What could have happened in a nuclear war scenario is best seen by the tragic results of Hiroshima on August 6, 1945, in the dead, the wounded, and those later dead or wounded from blast, fire, and radiation effects, some years or decades afterward, and on some born a generation later. The explosion, radiation pollution, long-term effects, and the political embarrassment of the Soviet Union’s Chernobyl accident in April 1986 further taught a newer generation the inherent dangers of nuclear science, even in peace. If such careless accidents in the peaceful use of nuclear science could cause such mayhem and damage to people and earth, what about political irrationality and carelessness involving the actual use of nuclear weapons in a hot war?

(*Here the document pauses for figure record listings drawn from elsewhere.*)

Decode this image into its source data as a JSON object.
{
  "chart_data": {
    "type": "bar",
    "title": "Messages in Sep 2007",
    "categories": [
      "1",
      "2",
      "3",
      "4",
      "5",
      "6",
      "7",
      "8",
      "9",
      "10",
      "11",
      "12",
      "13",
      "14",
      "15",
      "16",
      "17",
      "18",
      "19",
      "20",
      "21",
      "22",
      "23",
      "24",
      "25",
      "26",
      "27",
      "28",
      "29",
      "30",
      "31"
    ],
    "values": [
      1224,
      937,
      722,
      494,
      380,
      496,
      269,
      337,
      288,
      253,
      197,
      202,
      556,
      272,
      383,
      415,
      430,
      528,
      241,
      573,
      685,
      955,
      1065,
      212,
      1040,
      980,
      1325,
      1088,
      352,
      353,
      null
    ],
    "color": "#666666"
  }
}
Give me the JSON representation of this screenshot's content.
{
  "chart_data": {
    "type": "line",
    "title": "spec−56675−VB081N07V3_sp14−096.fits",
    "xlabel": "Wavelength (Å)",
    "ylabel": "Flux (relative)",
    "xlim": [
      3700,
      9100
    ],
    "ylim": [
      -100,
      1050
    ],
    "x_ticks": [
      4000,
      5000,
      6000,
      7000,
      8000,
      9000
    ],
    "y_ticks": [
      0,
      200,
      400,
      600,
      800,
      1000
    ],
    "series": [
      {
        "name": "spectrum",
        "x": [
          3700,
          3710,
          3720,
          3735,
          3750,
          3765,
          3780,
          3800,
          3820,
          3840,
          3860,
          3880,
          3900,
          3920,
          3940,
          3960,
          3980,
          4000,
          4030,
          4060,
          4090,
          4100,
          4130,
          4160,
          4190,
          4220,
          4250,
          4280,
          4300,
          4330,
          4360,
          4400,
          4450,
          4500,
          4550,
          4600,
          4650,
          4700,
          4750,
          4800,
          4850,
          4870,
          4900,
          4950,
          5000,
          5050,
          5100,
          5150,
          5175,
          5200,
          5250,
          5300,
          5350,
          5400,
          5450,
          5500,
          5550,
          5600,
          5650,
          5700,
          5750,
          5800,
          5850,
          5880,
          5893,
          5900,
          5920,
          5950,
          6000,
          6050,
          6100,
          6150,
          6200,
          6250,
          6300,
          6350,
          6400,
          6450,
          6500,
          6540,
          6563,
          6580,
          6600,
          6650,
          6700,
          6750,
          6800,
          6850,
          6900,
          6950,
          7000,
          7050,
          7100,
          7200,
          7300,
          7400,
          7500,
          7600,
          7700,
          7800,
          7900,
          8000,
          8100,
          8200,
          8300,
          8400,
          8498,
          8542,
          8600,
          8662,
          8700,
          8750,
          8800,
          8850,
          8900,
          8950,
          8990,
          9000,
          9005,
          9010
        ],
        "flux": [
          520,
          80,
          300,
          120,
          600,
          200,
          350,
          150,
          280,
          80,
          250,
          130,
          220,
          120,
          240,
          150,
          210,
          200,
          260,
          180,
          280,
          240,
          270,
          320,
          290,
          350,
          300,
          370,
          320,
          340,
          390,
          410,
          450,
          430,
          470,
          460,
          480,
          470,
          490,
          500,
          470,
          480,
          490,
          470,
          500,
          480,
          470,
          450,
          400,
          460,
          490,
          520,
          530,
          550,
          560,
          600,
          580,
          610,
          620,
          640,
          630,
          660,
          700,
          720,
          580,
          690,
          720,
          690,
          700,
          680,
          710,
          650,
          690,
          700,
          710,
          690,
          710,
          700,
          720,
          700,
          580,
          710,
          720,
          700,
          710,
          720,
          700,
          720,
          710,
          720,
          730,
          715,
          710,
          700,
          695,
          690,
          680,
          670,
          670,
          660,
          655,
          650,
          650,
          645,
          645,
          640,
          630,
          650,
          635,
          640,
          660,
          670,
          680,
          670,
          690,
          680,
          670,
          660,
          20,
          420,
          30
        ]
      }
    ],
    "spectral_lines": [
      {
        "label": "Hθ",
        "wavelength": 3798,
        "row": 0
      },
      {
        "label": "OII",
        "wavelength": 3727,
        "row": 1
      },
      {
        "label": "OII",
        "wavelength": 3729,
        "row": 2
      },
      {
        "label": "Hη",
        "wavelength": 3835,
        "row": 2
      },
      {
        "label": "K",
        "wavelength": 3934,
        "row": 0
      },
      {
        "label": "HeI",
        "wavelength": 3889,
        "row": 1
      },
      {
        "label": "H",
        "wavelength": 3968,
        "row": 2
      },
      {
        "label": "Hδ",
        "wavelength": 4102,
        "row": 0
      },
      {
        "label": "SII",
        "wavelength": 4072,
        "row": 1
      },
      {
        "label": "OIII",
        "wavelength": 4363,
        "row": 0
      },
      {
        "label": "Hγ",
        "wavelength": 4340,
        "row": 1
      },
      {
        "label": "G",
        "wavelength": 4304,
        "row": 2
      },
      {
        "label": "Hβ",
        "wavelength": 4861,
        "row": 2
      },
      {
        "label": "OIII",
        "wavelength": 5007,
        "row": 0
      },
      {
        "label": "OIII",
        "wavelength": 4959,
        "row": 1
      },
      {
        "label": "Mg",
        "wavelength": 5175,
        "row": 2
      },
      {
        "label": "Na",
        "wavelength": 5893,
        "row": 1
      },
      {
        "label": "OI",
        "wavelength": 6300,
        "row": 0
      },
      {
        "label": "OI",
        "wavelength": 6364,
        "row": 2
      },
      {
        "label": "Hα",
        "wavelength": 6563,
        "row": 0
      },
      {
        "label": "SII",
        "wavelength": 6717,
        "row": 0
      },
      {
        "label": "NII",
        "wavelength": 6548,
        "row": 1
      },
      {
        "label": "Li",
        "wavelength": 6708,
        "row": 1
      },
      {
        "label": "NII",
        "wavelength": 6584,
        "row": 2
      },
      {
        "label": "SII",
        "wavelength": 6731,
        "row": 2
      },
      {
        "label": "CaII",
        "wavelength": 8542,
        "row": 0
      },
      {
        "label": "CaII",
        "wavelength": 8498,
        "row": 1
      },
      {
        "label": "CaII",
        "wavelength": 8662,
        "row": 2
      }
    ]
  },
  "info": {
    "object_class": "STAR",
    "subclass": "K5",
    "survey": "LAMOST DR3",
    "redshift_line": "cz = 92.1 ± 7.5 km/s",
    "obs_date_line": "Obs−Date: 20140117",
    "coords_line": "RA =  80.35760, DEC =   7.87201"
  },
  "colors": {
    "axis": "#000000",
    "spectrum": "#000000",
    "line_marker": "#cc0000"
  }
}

Thus is the setting theme of Rhodes’ examination of the US-Soviet diplomacy in the 1980s for nuclear arms control and reduction, to make the world safer beyond the excessive reliance for national security on nuclear weapons. For in the end, for a weapon that could not ever be used, if used it could do nothing but destroy civilization if political and military leaders could not keep an exchange limited or negotiate a cease-fire before too late. What would be the odds of survival?

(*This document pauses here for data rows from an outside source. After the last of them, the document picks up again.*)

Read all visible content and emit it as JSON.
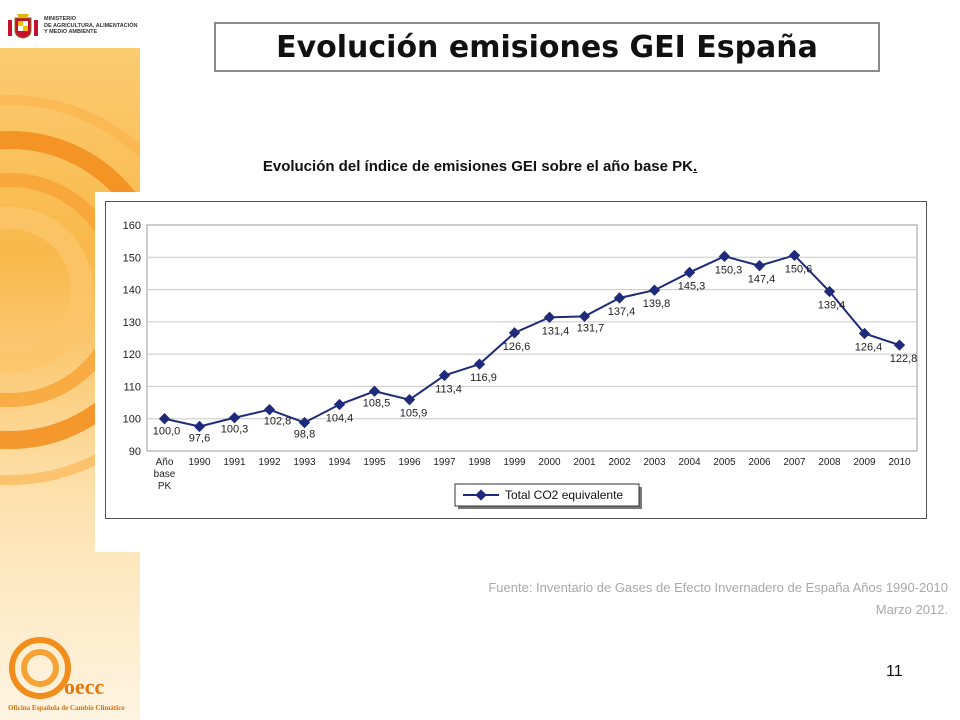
{
  "ministry": {
    "lines": [
      "MINISTERIO",
      "DE AGRICULTURA, ALIMENTACIÓN",
      "Y MEDIO AMBIENTE"
    ]
  },
  "title": "Evolución emisiones GEI España",
  "chart_caption": "Evolución del índice de emisiones GEI sobre el año base PK",
  "caption_trailing": ".",
  "source": {
    "line1": "Fuente:  Inventario de Gases de Efecto Invernadero de España Años 1990-2010",
    "line2": "Marzo 2012."
  },
  "page_number": "11",
  "oecc": {
    "name": "oecc",
    "subtitle": "Oficina Española de Cambio Climático"
  },
  "colors": {
    "series": "#1f2a7a",
    "orange": "#f7941d",
    "grid": "#c8c8c8"
  },
  "chart_data": {
    "type": "line",
    "categories": [
      "Año base PK",
      "1990",
      "1991",
      "1992",
      "1993",
      "1994",
      "1995",
      "1996",
      "1997",
      "1998",
      "1999",
      "2000",
      "2001",
      "2002",
      "2003",
      "2004",
      "2005",
      "2006",
      "2007",
      "2008",
      "2009",
      "2010"
    ],
    "category_lines": [
      [
        "Año",
        "base",
        "PK"
      ],
      [
        "1990"
      ],
      [
        "1991"
      ],
      [
        "1992"
      ],
      [
        "1993"
      ],
      [
        "1994"
      ],
      [
        "1995"
      ],
      [
        "1996"
      ],
      [
        "1997"
      ],
      [
        "1998"
      ],
      [
        "1999"
      ],
      [
        "2000"
      ],
      [
        "2001"
      ],
      [
        "2002"
      ],
      [
        "2003"
      ],
      [
        "2004"
      ],
      [
        "2005"
      ],
      [
        "2006"
      ],
      [
        "2007"
      ],
      [
        "2008"
      ],
      [
        "2009"
      ],
      [
        "2010"
      ]
    ],
    "series": [
      {
        "name": "Total CO2 equivalente",
        "values": [
          100.0,
          97.6,
          100.3,
          102.8,
          98.8,
          104.4,
          108.5,
          105.9,
          113.4,
          116.9,
          126.6,
          131.4,
          131.7,
          137.4,
          139.8,
          145.3,
          150.3,
          147.4,
          150.6,
          139.4,
          126.4,
          122.8
        ],
        "labels": [
          "100,0",
          "97,6",
          "100,3",
          "102,8",
          "98,8",
          "104,4",
          "108,5",
          "105,9",
          "113,4",
          "116,9",
          "126,6",
          "131,4",
          "131,7",
          "137,4",
          "139,8",
          "145,3",
          "150,3",
          "147,4",
          "150,6",
          "139,4",
          "126,4",
          "122,8"
        ]
      }
    ],
    "yticks": [
      "90",
      "100",
      "110",
      "120",
      "130",
      "140",
      "150",
      "160"
    ],
    "ylim": [
      90,
      160
    ],
    "grid": true,
    "legend_position": "bottom"
  }
}
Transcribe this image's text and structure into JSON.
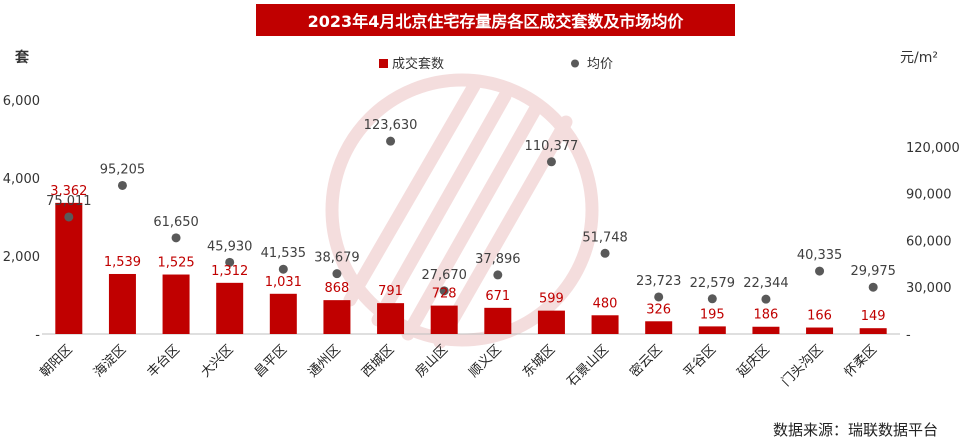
{
  "chart_data": {
    "type": "bar",
    "title": "2023年4月北京住宅存量房各区成交套数及市场均价",
    "source": "数据来源：瑞联数据平台",
    "categories": [
      "朝阳区",
      "海淀区",
      "丰台区",
      "大兴区",
      "昌平区",
      "通州区",
      "西城区",
      "房山区",
      "顺义区",
      "东城区",
      "石景山区",
      "密云区",
      "平谷区",
      "延庆区",
      "门头沟区",
      "怀柔区"
    ],
    "series": [
      {
        "name": "成交套数",
        "type": "bar",
        "axis": "left",
        "color": "#c00000",
        "values": [
          3362,
          1539,
          1525,
          1312,
          1031,
          868,
          791,
          728,
          671,
          599,
          480,
          326,
          195,
          186,
          166,
          149
        ],
        "labels": [
          "3,362",
          "1,539",
          "1,525",
          "1,312",
          "1,031",
          "868",
          "791",
          "728",
          "671",
          "599",
          "480",
          "326",
          "195",
          "186",
          "166",
          "149"
        ]
      },
      {
        "name": "均价",
        "type": "scatter",
        "axis": "right",
        "color": "#595959",
        "values": [
          75011,
          95205,
          61650,
          45930,
          41535,
          38679,
          123630,
          27670,
          37896,
          110377,
          51748,
          23723,
          22579,
          22344,
          40335,
          29975
        ],
        "labels": [
          "75,011",
          "95,205",
          "61,650",
          "45,930",
          "41,535",
          "38,679",
          "123,630",
          "27,670",
          "37,896",
          "110,377",
          "51,748",
          "23,723",
          "22,579",
          "22,344",
          "40,335",
          "29,975"
        ]
      }
    ],
    "left_axis": {
      "unit": "套",
      "ylim": [
        0,
        6000
      ],
      "ticks": [
        {
          "v": 0,
          "label": "-"
        },
        {
          "v": 2000,
          "label": "2,000"
        },
        {
          "v": 4000,
          "label": "4,000"
        },
        {
          "v": 6000,
          "label": "6,000"
        }
      ]
    },
    "right_axis": {
      "unit": "元/m²",
      "ylim": [
        0,
        150000
      ],
      "ticks": [
        {
          "v": 0,
          "label": "-"
        },
        {
          "v": 30000,
          "label": "30,000"
        },
        {
          "v": 60000,
          "label": "60,000"
        },
        {
          "v": 90000,
          "label": "90,000"
        },
        {
          "v": 120000,
          "label": "120,000"
        }
      ]
    },
    "legend": "top-center",
    "grid": false
  }
}
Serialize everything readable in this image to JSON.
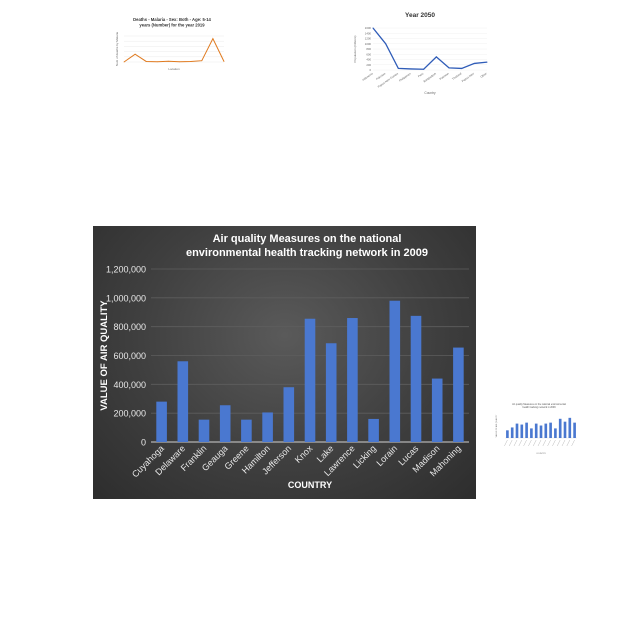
{
  "chart_data": [
    {
      "type": "line",
      "title": "Deaths - Malaria - Sex: Both - Age: 5-14 years (Number) for the year 2019",
      "xlabel": "Location",
      "ylabel": "Num of deaths by Malaria",
      "categories": [
        "",
        "",
        "",
        "",
        "",
        "",
        "",
        "",
        "",
        ""
      ],
      "values": [
        0,
        30,
        2,
        1,
        3,
        1,
        2,
        5,
        90,
        2
      ],
      "ylim": [
        0,
        100
      ],
      "grid": true,
      "colors": {
        "line": "#e07a1f"
      }
    },
    {
      "type": "line",
      "title": "Year 2050",
      "xlabel": "Country",
      "ylabel": "Population (millions)",
      "categories": [
        "Indonesia",
        "Pakistan",
        "Papua New Guinea",
        "Philippines",
        "Peru",
        "Bangladesh",
        "Pakistan",
        "Thailand",
        "Papua New",
        "Other"
      ],
      "values": [
        1600,
        1000,
        60,
        40,
        30,
        500,
        80,
        60,
        250,
        300
      ],
      "yticks": [
        "1600",
        "1400",
        "1200",
        "1000",
        "800",
        "600",
        "400",
        "200",
        "0"
      ],
      "ylim": [
        0,
        1600
      ],
      "grid": true,
      "colors": {
        "line": "#2f5cb8"
      }
    },
    {
      "type": "bar",
      "title": "Air quality Measures on the national environmental health tracking network in 2009",
      "xlabel": "COUNTRY",
      "ylabel": "VALUE OF AIR QUALITY",
      "categories": [
        "Cuyahoga",
        "Delaware",
        "Franklin",
        "Geauga",
        "Greene",
        "Hamilton",
        "Jefferson",
        "Knox",
        "Lake",
        "Lawrence",
        "Licking",
        "Lorain",
        "Lucas",
        "Madison",
        "Mahoning"
      ],
      "values": [
        280000,
        560000,
        155000,
        255000,
        155000,
        205000,
        380000,
        855000,
        685000,
        860000,
        160000,
        980000,
        875000,
        440000,
        655000
      ],
      "yticks": [
        "1,200,000",
        "1,000,000",
        "800,000",
        "600,000",
        "400,000",
        "200,000",
        "0"
      ],
      "ylim": [
        0,
        1200000
      ],
      "grid": true,
      "colors": {
        "bar": "#4a78d0",
        "background": "#3f3f3f",
        "text": "#ffffff",
        "grid": "#5e5e5e"
      }
    },
    {
      "type": "bar",
      "title": "Air quality Measures on the national environmental health tracking network in 2009",
      "xlabel": "COUNTRY",
      "ylabel": "VALUE OF AIR QUALITY",
      "categories": [
        "",
        "",
        "",
        "",
        "",
        "",
        "",
        "",
        "",
        "",
        "",
        "",
        "",
        "",
        ""
      ],
      "values": [
        80000,
        110000,
        150000,
        140000,
        160000,
        100000,
        150000,
        130000,
        150000,
        160000,
        100000,
        200000,
        170000,
        210000,
        160000
      ],
      "ylim": [
        0,
        250000
      ],
      "grid": false,
      "colors": {
        "bar": "#4a78d0"
      }
    }
  ]
}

Interplayed between Ronald Reagan’s Messianic belief in being a peacemaker, and avoiding biblical Armageddon by eliminating nuclear weapons, and on the other side, Mikhail Gorbachev’s liberal reform of Soviet society by increasing material consumption at the expense of the Soviet Union’s unhelpful defense budget, Rhodes in pop-history style more than adequately describes the tortuous diplomacy to end the Cold War via dismantling nuclear arsenals. The most intensive exchange of proposals, negotiating formulas, near-misses, and the end-stage of the Cold War, including the October 1986 Reykjavik summit, Rhodes describes in non-technical, conversational detail. Whereas the Soviet Union in 1982 firmly believed the US was about to initiative a surprise nuclear first-strike to disable Soviet defenses, and later believed Reagan’s “Star Wars” space-based anti-missile defenses posed a further escalation in nuclear inventories, and political instability, Rhodes’ book leaves one wondering how the world survived humanity’s prime causes of war–fear and greed–without nuclear holocaust.
In startling theater, including Reagan’s Hollywood-style walk out from the Reykjavik meeting with Gorbachev while they negotiated a ten-year plan to eliminate ALL nuclear weapons, Rhodes adds an important perspective for average readers to understand the events, the protagonists, and the antagonists who kept nuclear weapons in our life. Not surprisingly, those individuals in the US Government in the 1980s who fought to keep the weapons around and use them in war if necessary, returned to prominence in the early 21st Century to dominate Bush Administration policy in the new wave of national security through fear via the war on the terrorists. Such go the cycles of national security politics.